[racket] phases

From: Rüdiger Asche (rac at ruediger-asche.de)
Date: Sun Mar 4 04:44:30 EST 2012

Jon's elaboration along with the paper mentioned here puts many open 
questions in place. Thank you all very much!

Without (yet) having understood the concept in detail, I was wondering if 
it's fair to say that phases add another dimension to computing, denoting 
decision making over different phases of the software cycle  (other 
dimensions being linear code execution over time and bindings along source 
code)?

Elaboration: In my years as a professional C/C++ software designer, I've 
come to see the computer as only one piece of a decision making puzzle. For 
example, the decision over how many iterations a given loop runs may be made 
at

- design time:
  "this software must support a maximum of 8 readers",
- prototyping generation time
- preprocessor time 1:
  #define MAXREADERS 8
  #define READERLOOP (body) for (int iLoop=0; iLoop<MAXREADERS;iLoop++) body
  ...
  READERLOOP({<do something with Reader[iLoop]>});
- preprocessor time 2:
  #define MAXREADERS 8
  ...
  for (iLoop=0;iLoop<MAXREADERS;iLoop++)...) {<do something with 
Reader[iLoop]>}
- compile time:
 #define MAXREADERS 8
  int aMaxReaders = MAXREADERS;
 for (iLoop=0; iLoop< aMaxReaders; iLoop++)
- program startup time:
  int aMaxReaders = ObtainReaderCountFromRegistry();  // one time 
initialization during init phase
  ...
 for (iLoop=0; iLoop< aMaxReaders; iLoop++) {<do something with 
Reader[iLoop]>};
- statically determined just in time:
  int aMaxReaders;
  aMaxReaders = ObtainReaderCountFromRegistry();  // computed right before 
the loop is entered
 for (iLoop=0; iLoop< aMaxReaders; iLoop++) {<do something with 
Reader[iLoop]>};
- dynamically determined just in time:     // in lack of a better term right 
now
  int aMaxReaders;
  aMaxReaders = ObtainReaderCountFromTheInternetRightNow();  // computed 
right before the loop is entered
 for (iLoop=0; iLoop< aMaxReaders; iLoop++) {<do something with 
Reader[iLoop]>};

and so on, where in every phase, the decision is static with respect to the 
current phase but dynamic with respect to the previous phases. I can't 
remember how many times in my career we had to ship a new software because 
some static value had to be made dynamic to a degree (eg from compile time 
to startup time) and then another software for yet another "dynamization" 
(for example from startup to statically just in time). It turns out that 
many decisions one makes every day can be described as "static with respect 
to one phase but dynamic with respect to the previous phase." Lexical vs. 
dynamic scoping is another example. Yet another obvious example is memory 
usage:

unsigned char glbReaderBuffer[MAXREADERMEMORY];   // defined at global 
scope: Allocated by the runtime support library, reserved by loader

vs.

unsigned long DoSomething WithReader()
{
    unsigned char aReaderBuffer[MAXREADERMEMORY];  // defined at procedure 
scope: Allocated "by the compiler," taken from stack
    ...
}

vs.

unsigned long DoSomething WithReader()
{
    unsigned char *aReaderBuffer = malloc(MAXREADERMEMORY);  //  Allocated 
at run time, taken from memory reserved for heap by linker and startup code
    ...
}

and so on. In retrospective, a lot of our daily work consists of 
"dynamizing" (does that word exist? If not, it should! ;-)) static decisions 
made earlier and then cleaning up side effects stemming from that process.

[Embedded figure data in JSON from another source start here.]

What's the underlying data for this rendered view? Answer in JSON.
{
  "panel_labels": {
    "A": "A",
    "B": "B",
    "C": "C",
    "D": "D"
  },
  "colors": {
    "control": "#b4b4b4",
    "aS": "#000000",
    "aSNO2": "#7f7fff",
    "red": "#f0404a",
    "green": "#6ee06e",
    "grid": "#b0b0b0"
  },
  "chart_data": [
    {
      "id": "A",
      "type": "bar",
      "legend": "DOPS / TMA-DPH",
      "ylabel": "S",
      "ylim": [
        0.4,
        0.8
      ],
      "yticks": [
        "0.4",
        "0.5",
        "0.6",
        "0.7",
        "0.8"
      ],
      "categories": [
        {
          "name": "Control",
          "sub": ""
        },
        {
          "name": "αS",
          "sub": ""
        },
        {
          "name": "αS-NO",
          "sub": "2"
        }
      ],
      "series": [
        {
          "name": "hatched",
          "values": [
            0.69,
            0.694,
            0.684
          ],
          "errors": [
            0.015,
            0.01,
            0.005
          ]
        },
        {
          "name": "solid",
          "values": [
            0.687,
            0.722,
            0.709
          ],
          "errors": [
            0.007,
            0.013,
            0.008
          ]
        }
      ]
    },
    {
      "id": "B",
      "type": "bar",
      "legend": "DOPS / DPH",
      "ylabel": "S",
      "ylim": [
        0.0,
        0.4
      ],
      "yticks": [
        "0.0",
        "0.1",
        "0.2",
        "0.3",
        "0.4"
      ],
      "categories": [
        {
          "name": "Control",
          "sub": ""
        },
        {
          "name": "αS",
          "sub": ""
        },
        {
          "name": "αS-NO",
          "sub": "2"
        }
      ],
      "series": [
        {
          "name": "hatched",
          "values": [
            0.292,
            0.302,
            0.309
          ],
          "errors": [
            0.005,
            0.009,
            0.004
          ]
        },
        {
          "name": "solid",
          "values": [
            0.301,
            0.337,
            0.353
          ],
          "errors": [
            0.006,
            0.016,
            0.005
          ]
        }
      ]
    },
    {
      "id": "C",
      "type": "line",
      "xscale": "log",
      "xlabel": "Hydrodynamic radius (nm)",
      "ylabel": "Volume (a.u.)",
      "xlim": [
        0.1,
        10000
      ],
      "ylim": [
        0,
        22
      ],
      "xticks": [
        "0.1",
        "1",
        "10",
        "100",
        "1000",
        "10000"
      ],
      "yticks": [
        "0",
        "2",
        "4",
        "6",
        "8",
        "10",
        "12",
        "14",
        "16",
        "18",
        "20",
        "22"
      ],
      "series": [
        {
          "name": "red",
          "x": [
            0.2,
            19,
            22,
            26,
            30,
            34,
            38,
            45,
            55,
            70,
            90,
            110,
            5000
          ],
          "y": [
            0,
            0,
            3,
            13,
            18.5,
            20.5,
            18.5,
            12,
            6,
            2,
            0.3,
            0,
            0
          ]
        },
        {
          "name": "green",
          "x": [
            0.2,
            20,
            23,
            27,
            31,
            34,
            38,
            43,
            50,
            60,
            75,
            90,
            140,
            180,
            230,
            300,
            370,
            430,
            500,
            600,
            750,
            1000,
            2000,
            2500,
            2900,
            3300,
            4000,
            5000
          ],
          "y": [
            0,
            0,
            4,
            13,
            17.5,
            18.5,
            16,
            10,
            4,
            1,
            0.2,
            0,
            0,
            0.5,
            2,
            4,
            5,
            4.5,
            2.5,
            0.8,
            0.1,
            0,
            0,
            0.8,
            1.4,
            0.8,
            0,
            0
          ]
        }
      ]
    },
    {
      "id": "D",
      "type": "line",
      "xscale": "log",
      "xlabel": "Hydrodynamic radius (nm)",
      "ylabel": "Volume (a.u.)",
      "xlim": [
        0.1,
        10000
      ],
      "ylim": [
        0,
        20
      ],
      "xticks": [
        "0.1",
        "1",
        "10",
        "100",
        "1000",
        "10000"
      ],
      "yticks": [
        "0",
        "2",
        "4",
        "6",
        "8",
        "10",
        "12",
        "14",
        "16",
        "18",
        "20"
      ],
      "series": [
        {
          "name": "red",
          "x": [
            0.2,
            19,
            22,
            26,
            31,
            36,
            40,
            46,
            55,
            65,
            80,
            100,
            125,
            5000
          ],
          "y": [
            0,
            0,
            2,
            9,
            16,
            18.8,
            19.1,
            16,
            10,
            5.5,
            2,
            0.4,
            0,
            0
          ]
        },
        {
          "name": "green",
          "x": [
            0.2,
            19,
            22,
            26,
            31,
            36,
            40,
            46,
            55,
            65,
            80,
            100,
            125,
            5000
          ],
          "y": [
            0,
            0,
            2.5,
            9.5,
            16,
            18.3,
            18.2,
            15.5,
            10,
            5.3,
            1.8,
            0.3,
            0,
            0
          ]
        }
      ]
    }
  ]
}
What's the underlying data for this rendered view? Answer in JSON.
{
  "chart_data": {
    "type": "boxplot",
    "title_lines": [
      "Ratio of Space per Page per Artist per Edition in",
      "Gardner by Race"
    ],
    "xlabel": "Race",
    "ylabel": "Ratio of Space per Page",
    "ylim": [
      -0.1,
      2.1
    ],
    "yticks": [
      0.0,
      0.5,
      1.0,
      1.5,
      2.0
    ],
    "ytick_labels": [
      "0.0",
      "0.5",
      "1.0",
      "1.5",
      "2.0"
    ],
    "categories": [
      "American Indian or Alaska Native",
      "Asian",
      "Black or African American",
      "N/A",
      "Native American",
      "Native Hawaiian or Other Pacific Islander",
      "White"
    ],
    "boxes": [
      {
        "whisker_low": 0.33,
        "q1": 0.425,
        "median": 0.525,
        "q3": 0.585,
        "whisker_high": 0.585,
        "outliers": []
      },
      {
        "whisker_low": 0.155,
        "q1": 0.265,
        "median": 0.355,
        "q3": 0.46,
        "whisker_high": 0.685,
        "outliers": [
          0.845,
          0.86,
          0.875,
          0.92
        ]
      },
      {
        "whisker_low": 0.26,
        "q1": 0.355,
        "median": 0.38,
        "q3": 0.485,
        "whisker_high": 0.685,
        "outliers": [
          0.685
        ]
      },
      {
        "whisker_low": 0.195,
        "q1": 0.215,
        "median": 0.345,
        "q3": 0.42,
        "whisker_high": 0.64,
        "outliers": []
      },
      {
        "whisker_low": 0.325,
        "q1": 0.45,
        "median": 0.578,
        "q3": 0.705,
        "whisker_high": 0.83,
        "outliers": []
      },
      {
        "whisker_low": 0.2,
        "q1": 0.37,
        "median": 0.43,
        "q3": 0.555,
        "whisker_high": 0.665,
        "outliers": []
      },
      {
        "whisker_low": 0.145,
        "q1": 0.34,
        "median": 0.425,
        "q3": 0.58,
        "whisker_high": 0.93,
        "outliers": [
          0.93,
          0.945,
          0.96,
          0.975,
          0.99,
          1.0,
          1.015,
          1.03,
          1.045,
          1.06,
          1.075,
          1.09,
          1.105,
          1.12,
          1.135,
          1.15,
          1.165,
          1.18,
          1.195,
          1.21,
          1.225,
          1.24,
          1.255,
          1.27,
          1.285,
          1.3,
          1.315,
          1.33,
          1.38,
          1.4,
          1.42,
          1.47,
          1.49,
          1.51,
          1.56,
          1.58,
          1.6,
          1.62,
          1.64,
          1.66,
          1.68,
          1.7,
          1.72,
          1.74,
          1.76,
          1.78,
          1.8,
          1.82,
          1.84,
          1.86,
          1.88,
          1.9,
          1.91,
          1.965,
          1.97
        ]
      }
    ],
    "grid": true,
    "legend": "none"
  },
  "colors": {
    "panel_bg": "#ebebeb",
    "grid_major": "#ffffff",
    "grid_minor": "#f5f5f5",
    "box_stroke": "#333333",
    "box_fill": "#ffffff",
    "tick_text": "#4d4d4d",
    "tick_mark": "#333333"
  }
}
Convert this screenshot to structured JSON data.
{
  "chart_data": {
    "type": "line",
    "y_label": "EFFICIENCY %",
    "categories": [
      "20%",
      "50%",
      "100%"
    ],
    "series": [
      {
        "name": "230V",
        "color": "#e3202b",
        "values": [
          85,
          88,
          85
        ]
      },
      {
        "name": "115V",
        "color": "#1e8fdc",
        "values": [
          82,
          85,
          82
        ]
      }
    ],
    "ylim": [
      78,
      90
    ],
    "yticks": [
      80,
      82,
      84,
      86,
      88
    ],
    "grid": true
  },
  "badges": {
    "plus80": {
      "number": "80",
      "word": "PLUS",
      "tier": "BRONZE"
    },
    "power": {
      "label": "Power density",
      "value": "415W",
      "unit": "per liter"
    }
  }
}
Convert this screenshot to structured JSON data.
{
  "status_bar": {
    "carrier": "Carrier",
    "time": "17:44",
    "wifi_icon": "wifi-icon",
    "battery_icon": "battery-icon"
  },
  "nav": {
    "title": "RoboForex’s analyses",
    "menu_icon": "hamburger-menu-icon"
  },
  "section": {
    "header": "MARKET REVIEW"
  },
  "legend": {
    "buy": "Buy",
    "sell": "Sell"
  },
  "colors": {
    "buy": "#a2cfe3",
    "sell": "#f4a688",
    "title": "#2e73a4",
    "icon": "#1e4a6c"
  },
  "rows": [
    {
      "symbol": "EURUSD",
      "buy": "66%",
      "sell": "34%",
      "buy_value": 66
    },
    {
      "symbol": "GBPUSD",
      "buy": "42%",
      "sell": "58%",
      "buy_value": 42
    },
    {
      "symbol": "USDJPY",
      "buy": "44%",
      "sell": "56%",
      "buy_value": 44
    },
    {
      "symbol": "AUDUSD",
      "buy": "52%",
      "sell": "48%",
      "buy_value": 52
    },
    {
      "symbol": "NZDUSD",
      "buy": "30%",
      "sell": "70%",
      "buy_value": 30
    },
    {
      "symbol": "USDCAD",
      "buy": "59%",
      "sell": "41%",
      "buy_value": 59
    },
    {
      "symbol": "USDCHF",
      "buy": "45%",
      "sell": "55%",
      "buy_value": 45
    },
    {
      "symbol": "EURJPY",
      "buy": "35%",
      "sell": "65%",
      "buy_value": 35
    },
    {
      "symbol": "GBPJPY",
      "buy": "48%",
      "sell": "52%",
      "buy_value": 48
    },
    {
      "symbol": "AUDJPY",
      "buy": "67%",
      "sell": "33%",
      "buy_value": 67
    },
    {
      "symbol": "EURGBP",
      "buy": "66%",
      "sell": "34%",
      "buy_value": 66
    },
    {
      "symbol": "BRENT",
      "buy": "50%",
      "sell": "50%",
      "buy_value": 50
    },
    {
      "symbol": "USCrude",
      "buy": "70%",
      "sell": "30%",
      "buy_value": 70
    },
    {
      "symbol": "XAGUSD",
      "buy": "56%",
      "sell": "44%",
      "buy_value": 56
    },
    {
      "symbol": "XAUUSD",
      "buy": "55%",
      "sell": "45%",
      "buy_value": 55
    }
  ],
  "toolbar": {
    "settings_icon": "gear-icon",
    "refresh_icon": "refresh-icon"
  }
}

I've fantasized for a long time about making decisions configurable with 
respect to decision time (such as providing a primitive (assign aMaxReaders 
8 @RUNTIME)). A scheme like that could collate design tools, prototyping 
tools, build tools and runtime tools into one. If it could even be smart 
enough to take care of most of the side effects (such as determining when to 
deallocate a chunk of memory allocated in example 3 above when relegating a 
memory decision from compile to run time), I may be out of work soon after 
its conecption...

Anyways, reading over Jons explanation and the paper you mentioned makes it 
appear to me as if the phase architecture is a very definite step towards 
that direction, ptoviding a scheme (pun intended) to incorporate those 
phases in the lifetime of a software project as a parameter to the software 
itself. The thing that intrigues me even more is that it appears to be 
abstract enough to define phases oneself that don't have a 1:1 
correspondence to one "physical" phase. Pretty mind boggling...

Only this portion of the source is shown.